Xiaomi just unveiled the most gloriously impractical phone accessory of 2025. The Chinese tech giant's new Retro Handheld Console Case transforms its flagship 17 Pro into a nostalgic Game Boy-style device, complete with physical buttons and a D-pad that looks suspiciously like an old iPod click wheel. There's just one tiny problem: the phone's camera lenses block a third of the screen during gameplay.
Xiaomi dropped the weirdest tech accessory of the year alongside its flagship phone launch in China today. The company's new Retro Handheld Console Case costs ¥299 (about $40) and somehow makes mobile gaming both more nostalgic and infinitely more frustrating at the same time.
The accessory launches with Xiaomi's 17 Pro and 17 Pro Max smartphones, which themselves are making waves with their dual-screen design. Both phones feature a second display stretched across the back camera island, letting users frame selfies, set timers, and control music without flipping the device. But it's the gaming case that's stealing the show for all the wrong reasons.
The Retro Handheld Console Case packs four face buttons and a circular D-pad that bears an uncanny resemblance to Apple's old iPod click wheel rather than any legitimate gaming controller. According to Xiaomi's specifications, the case houses a 200mAh battery that should deliver 40 days of gameplay at three hours per day. It even ships with a pre-loaded copy of Angry Birds 2.
Here's where things get wonderfully absurd. The phone's prominent camera array sits right in the middle of the gaming experience, with two large lenses blocking roughly a third of the screen real estate. Imagine trying to navigate that angry bird through obstacles while working around a pair of camera bumps jutting into your field of view. It's like playing a game through a periscope designed by someone who's never actually used a periscope.

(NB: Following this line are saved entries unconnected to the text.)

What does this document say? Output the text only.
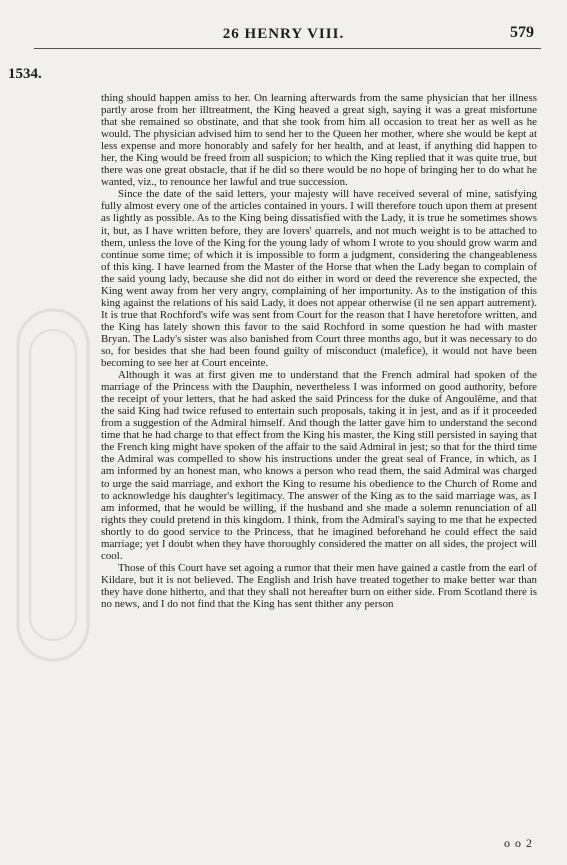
26 HENRY VIII.	579
1534.

thing should happen amiss to her. On learning afterwards from the same physician that her illness partly arose from her illtreatment, the King heaved a great sigh, saying it was a great misfortune that she remained so obstinate, and that she took from him all occasion to treat her as well as he would. The physician advised him to send her to the Queen her mother, where she would be kept at less expense and more honorably and safely for her health, and at least, if anything did happen to her, the King would be freed from all suspicion; to which the King replied that it was quite true, but there was one great obstacle, that if he did so there would be no hope of bringing her to do what he wanted, viz., to renounce her lawful and true succession.

Since the date of the said letters, your majesty will have received several of mine, satisfying fully almost every one of the articles contained in yours. I will therefore touch upon them at present as lightly as possible. As to the King being dissatisfied with the Lady, it is true he sometimes shows it, but, as I have written before, they are lovers' quarrels, and not much weight is to be attached to them, unless the love of the King for the young lady of whom I wrote to you should grow warm and continue some time; of which it is impossible to form a judgment, considering the changeableness of this king. I have learned from the Master of the Horse that when the Lady began to complain of the said young lady, because she did not do either in word or deed the reverence she expected, the King went away from her very angry, complaining of her importunity. As to the instigation of this king against the relations of his said Lady, it does not appear otherwise (il ne sen appart autrement). It is true that Rochford's wife was sent from Court for the reason that I have heretofore written, and the King has lately shown this favor to the said Rochford in some question he had with master Bryan. The Lady's sister was also banished from Court three months ago, but it was necessary to do so, for besides that she had been found guilty of misconduct (malefice), it would not have been becoming to see her at Court enceinte.

Although it was at first given me to understand that the French admiral had spoken of the marriage of the Princess with the Dauphin, nevertheless I was informed on good authority, before the receipt of your letters, that he had asked the said Princess for the duke of Angoulême, and that the said King had twice refused to entertain such proposals, taking it in jest, and as if it proceeded from a suggestion of the Admiral himself. And though the latter gave him to understand the second time that he had charge to that effect from the King his master, the King still persisted in saying that the French king might have spoken of the affair to the said Admiral in jest; so that for the third time the Admiral was compelled to show his instructions under the great seal of France, in which, as I am informed by an honest man, who knows a person who read them, the said Admiral was charged to urge the said marriage, and exhort the King to resume his obedience to the Church of Rome and to acknowledge his daughter's legitimacy. The answer of the King as to the said marriage was, as I am informed, that he would be willing, if the husband and she made a solemn renunciation of all rights they could pretend in this kingdom. I think, from the Admiral's saying to me that he expected shortly to do good service to the Princess, that he imagined beforehand he could effect the said marriage; yet I doubt when they have thoroughly considered the matter on all sides, the project will cool.

Those of this Court have set agoing a rumor that their men have gained a castle from the earl of Kildare, but it is not believed. The English and Irish have treated together to make better war than they have done hitherto, and that they shall not hereafter burn on either side. From Scotland there is no news, and I do not find that the King has sent thither any person

o o 2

The engineering team clearly recognized some limitations. Wireless charging gets completely disabled when the case is attached, forcing users to choose between convenient charging and questionable gaming comfort. The ergonomics look cramped at best, with the case adding significant bulk while somehow making the phone less comfortable to hold during extended gaming sessions.
The timing isn't coincidental. Xiaomi's naming strategy for the 17 Pro series deliberately echoes Apple's iPhone Pro lineup, and the company isn't being subtle about it. This accessory push comes as Chinese manufacturers increasingly compete on ecosystem breadth rather than just hardware specs alone.
Retro gaming accessories have been having a moment, from Nintendo's continued success with throwback designs to the boom in handheld gaming PCs. But most of those devices actually prioritize usability alongside nostalgia. Xiaomi's approach feels more like a fever dream from its accessory lab than a serious gaming solution.